Они сидели, не снимая плащей, за голубым дюралевым столиком в стеклянном кафе. В тарелках стыли дряблые, переваренные пельмени, а в стаканах жирно блестел недопитый коньяк.
— Не придумывай себе болезни, ты здоров. Ты просто устал.
— Устал! С чего мне уставать? Это, знаешь, как журналисточка какая-нибудь спрашивает у передовика какого-нибудь: «Вы любите свою работу?» А человек смущается, мнется… «Люблю, — говорит, — а как же!» Словно про жену его спросили!
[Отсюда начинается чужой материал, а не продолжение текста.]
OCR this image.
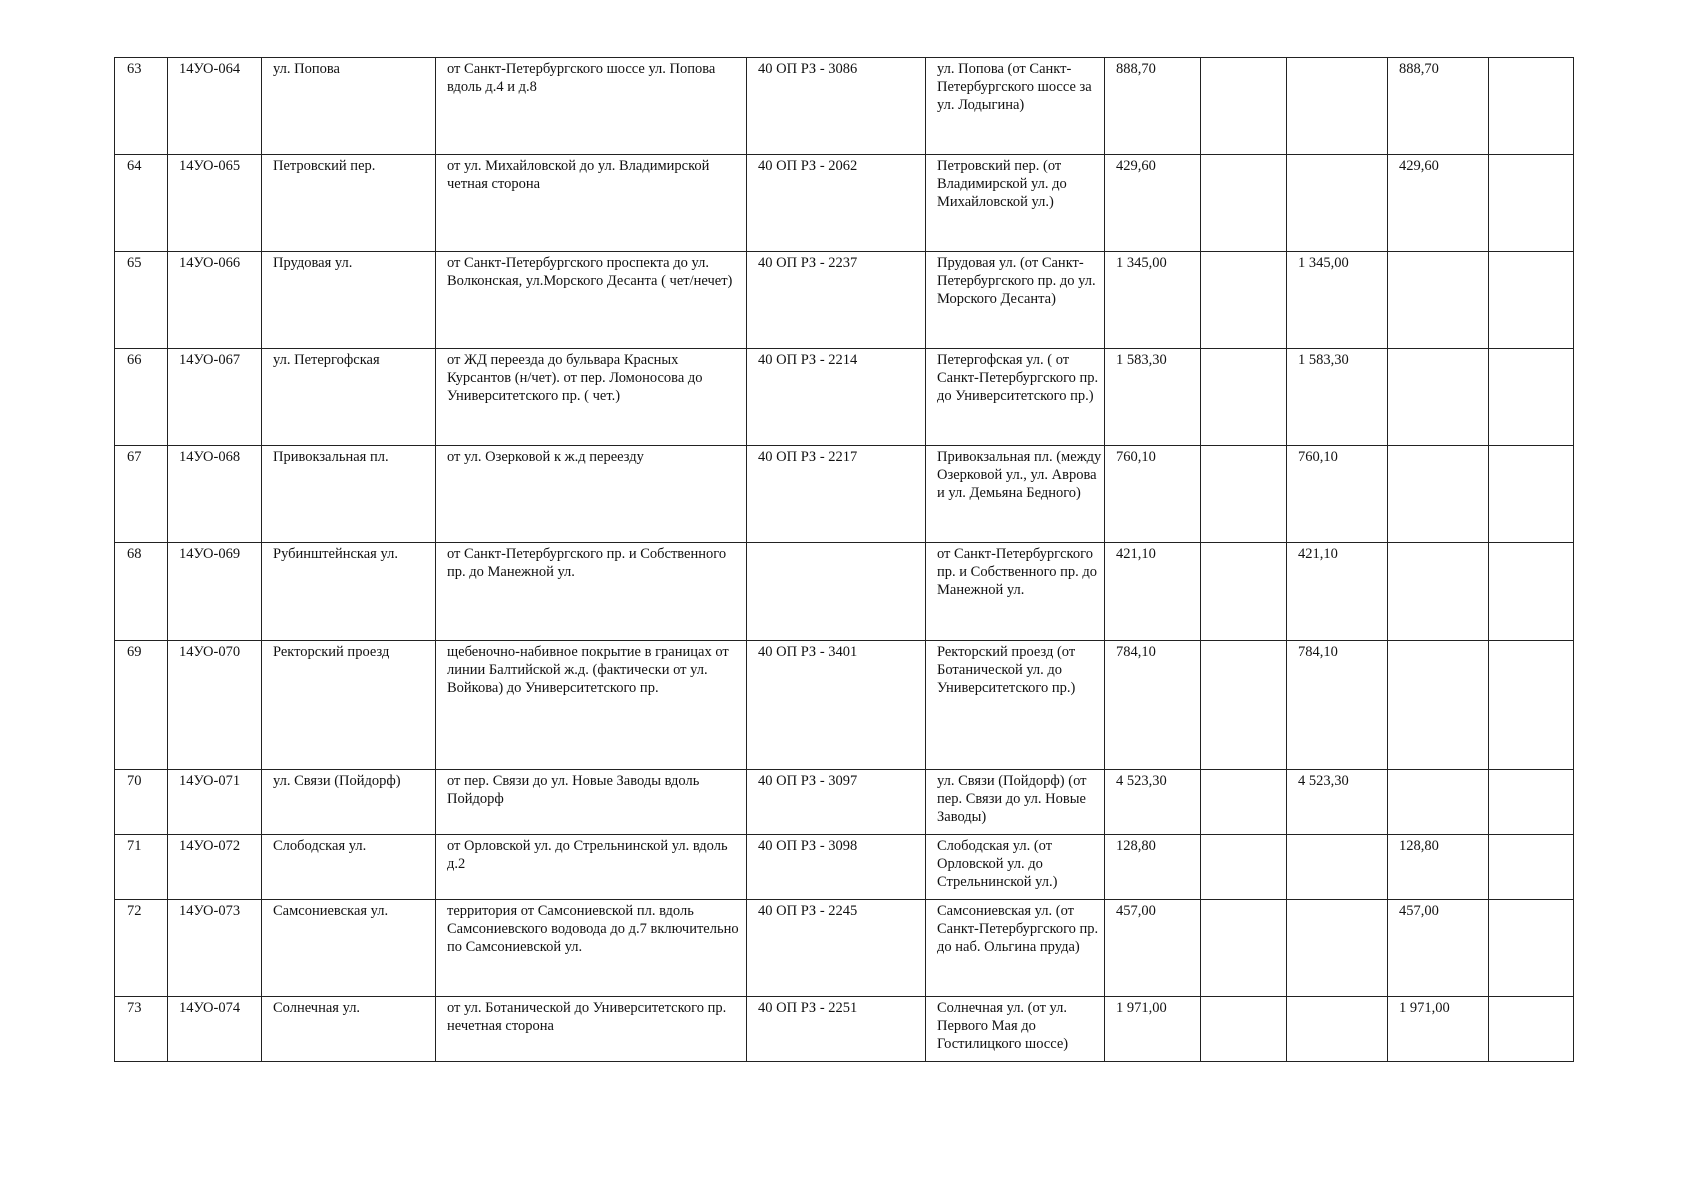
63	14УО-064	ул. Попова	от Санкт-Петербургского шоссе ул. Попова вдоль д.4 и д.8	40 ОП РЗ - 3086	ул. Попова (от Санкт-Петербургского шоссе за ул. Лодыгина)	888,70			888,70	
64	14УО-065	Петровский пер.	от ул. Михайловской до ул. Владимирской четная сторона	40 ОП РЗ - 2062	Петровский пер. (от Владимирской ул. до Михайловской ул.)	429,60			429,60	
65	14УО-066	Прудовая ул.	от Санкт-Петербургского проспекта до ул. Волконская, ул.Морского Десанта ( чет/нечет)	40 ОП РЗ - 2237	Прудовая ул. (от Санкт-Петербургского пр. до ул. Морского Десанта)	1 345,00		1 345,00		
66	14УО-067	ул. Петергофская	от ЖД переезда до бульвара Красных Курсантов (н/чет). от пер. Ломоносова до Университетского пр. ( чет.)	40 ОП РЗ - 2214	Петергофская ул. ( от Санкт-Петербургского пр. до Университетского пр.)	1 583,30		1 583,30		
67	14УО-068	Привокзальная пл.	от ул. Озерковой к ж.д переезду	40 ОП РЗ - 2217	Привокзальная пл. (между Озерковой ул., ул. Аврова и ул. Демьяна Бедного)	760,10		760,10		
68	14УО-069	Рубинштейнская ул.	от Санкт-Петербургского пр. и Собственного пр. до Манежной ул.		от Санкт-Петербургского пр. и Собственного пр. до Манежной ул.	421,10		421,10		
69	14УО-070	Ректорский проезд	щебеночно-набивное покрытие в границах от линии Балтийской ж.д. (фактически от ул. Войкова) до Университетского пр.	40 ОП РЗ - 3401	Ректорский проезд (от Ботанической ул. до Университетского пр.)	784,10		784,10		
70	14УО-071	ул. Связи (Пойдорф)	от пер. Связи до ул. Новые Заводы вдоль Пойдорф	40 ОП РЗ - 3097	ул. Связи (Пойдорф) (от пер. Связи до ул. Новые Заводы)	4 523,30		4 523,30		
71	14УО-072	Слободская ул.	от Орловской ул. до Стрельнинской ул. вдоль д.2	40 ОП РЗ - 3098	Слободская ул. (от Орловской ул. до Стрельнинской ул.)	128,80			128,80	
72	14УО-073	Самсониевская ул.	территория от Самсониевской пл. вдоль Самсониевского водовода до д.7 включительно по Самсониевской ул.	40 ОП РЗ - 2245	Самсониевская ул. (от Санкт-Петербургского пр. до наб. Ольгина пруда)	457,00			457,00	
73	14УО-074	Солнечная ул.	от ул. Ботанической до Университетского пр. нечетная сторона	40 ОП РЗ - 2251	Солнечная ул. (от ул. Первого Мая до Гостилицкого шоссе)	1 971,00			1 971,00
Работу не любить, а делать надо! Чего ее любить! Должен! Чувство долга выше всякой там любви, а этого никто не хочет понимать! От «любви» устать можно, это верно. А если я должен? Тут щутки в сторону. Люби жену свою или чужую или соседку, когда она есть. Верно? А если я, например, люблю свою работу, а ты нет. Что получится, если на этом уровне. Люблю — не люблю! Любит — не любит, как на ромашке? Зарезал на столе человека… Ну что ж! Ты ведь не любишь свою работу, с тебя взятки гладки… Чушь собачья! У мужика должно быть развито, обострено чувство долга. Вот чего нам всем не хватает, черт побери! А ты говоришь — устал. До пронзительной боли в сердце чувство долга! Тогда ни усталости, ни пьянок, ничего этого не будет. А любовь пора бы оставить в покое…
— Ты о чем?
— О том самом, что не устал я ни черта, нет! — вскричал Тюхтин и зло повел взглядом вокруг. — Я не устаю от работы, потому что я ее не люблю, а просто делаю! Не устал я, а разозлился… Так что диагноз твой — липовый.
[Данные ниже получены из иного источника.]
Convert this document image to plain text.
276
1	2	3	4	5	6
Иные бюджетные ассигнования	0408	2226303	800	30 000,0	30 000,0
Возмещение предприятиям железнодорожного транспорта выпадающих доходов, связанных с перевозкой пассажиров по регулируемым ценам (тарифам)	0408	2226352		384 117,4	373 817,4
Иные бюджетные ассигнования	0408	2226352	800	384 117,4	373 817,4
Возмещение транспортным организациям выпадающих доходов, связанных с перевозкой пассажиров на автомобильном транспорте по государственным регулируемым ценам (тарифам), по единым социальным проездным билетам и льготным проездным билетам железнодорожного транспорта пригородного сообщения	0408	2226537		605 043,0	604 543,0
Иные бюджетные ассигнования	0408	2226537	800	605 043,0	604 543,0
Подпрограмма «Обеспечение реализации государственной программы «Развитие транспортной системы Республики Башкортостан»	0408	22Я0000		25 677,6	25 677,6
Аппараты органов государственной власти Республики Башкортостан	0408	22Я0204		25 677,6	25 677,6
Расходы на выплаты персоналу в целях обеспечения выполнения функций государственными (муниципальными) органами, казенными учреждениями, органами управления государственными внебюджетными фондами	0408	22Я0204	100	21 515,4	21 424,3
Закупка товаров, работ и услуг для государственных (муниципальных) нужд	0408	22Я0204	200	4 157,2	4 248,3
В маленьком битком набитом кафе люди с настороженным вниманием поглядывали на него и на Сизова, решив, вероятно, что они поссорились спьяну, хотя ни тот, ни другой пьяными не были, выпив по глотку коньяка, который только согрел их в этот пасмурный и холодный вечер.
В кафе, казалось, праздновали общую какую-то радость: люди были возбуждены и шумели не в меру. Пахло мокрой одеждой, дождем и пельменями. Улица отлого спускалась к тесной площади, к трамвайным путям, к кинотеатру, к метро… И люди мутными тенями шли сверху вниз, плыли за густо запотевшими стеклами, за которыми так же мутно и расплывчато загорались красные огни стоп-сигналов, отражаясь в мокрой мостовой, а в высоте так же нереально, в каком-то тумане менял свои цвета игрушечный светофор. Хлопала дверь. Старая посудомойка собирала бутылки, брала их, ворчала и уходила.
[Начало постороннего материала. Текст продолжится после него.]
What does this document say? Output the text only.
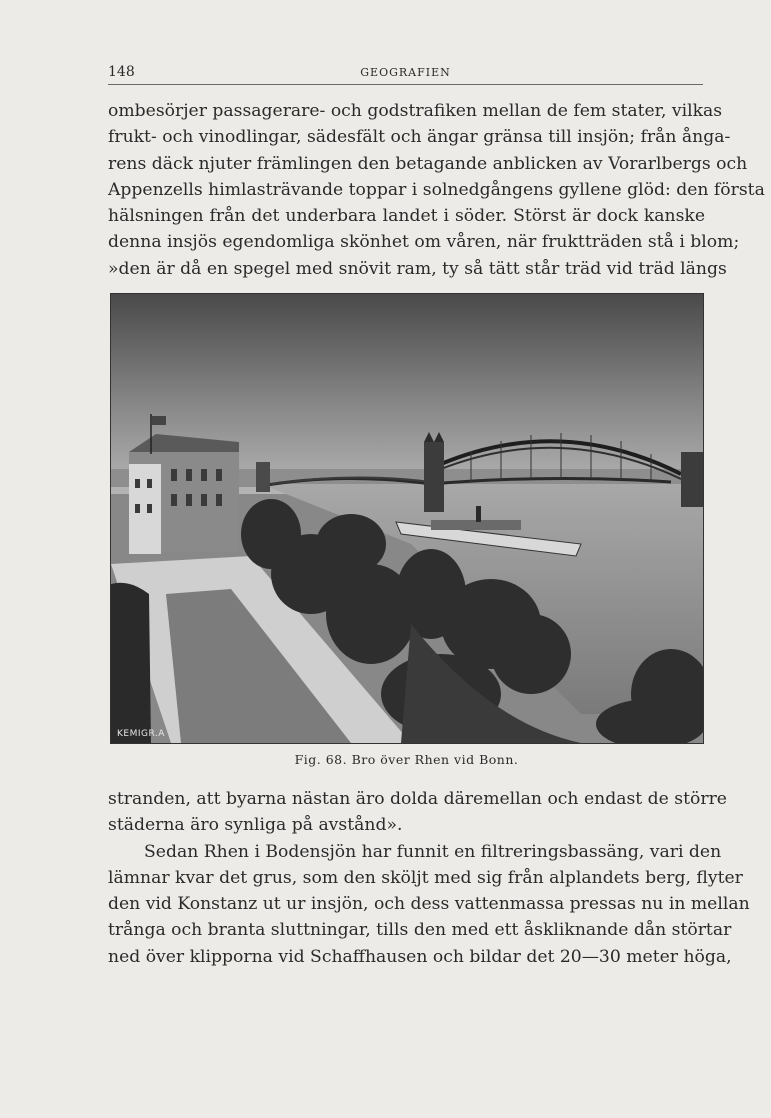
148	GEOGRAFIEN

ombesörjer passagerare- och godstrafiken mellan de fem stater, vilkas
frukt- och vinodlingar, sädesfält och ängar gränsa till insjön; från ånga-
rens däck njuter främlingen den betagande anblicken av Vorarlbergs och
Appenzells himlasträvande toppar i solnedgångens gyllene glöd: den första
hälsningen från det underbara landet i söder. Störst är dock kanske
denna insjös egendomliga skönhet om våren, när fruktträden stå i blom;
»den är då en spegel med snövit ram, ty så tätt står träd vid träd längs

KEMIGR.A
Fig. 68. Bro över Rhen vid Bonn.

stranden, att byarna nästan äro dolda däremellan och endast de större
städerna äro synliga på avstånd».

Sedan Rhen i Bodensjön har funnit en filtreringsbassäng, vari den
lämnar kvar det grus, som den sköljt med sig från alplandets berg, flyter
den vid Konstanz ut ur insjön, och dess vattenmassa pressas nu in mellan
trånga och branta sluttningar, tills den med ett åskliknande dån störtar
ned över klipporna vid Schaffhausen och bildar det 20—30 meter höga,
В этот неурочный для Сизова суматошный час «пик» его случайно встретил на улице Тюхтин и затащил в кафе.
— Что с тобой случилось? — спросил он. — Чего ты психуешь? Целое лето не виделись, а встретил как все равно врага. Ну что ты разорался на меня? С Олежкой, насколько я знаю, все в порядке. Верочка звонила нам, радостная, веселая, а ты… Погода на тебя так действует?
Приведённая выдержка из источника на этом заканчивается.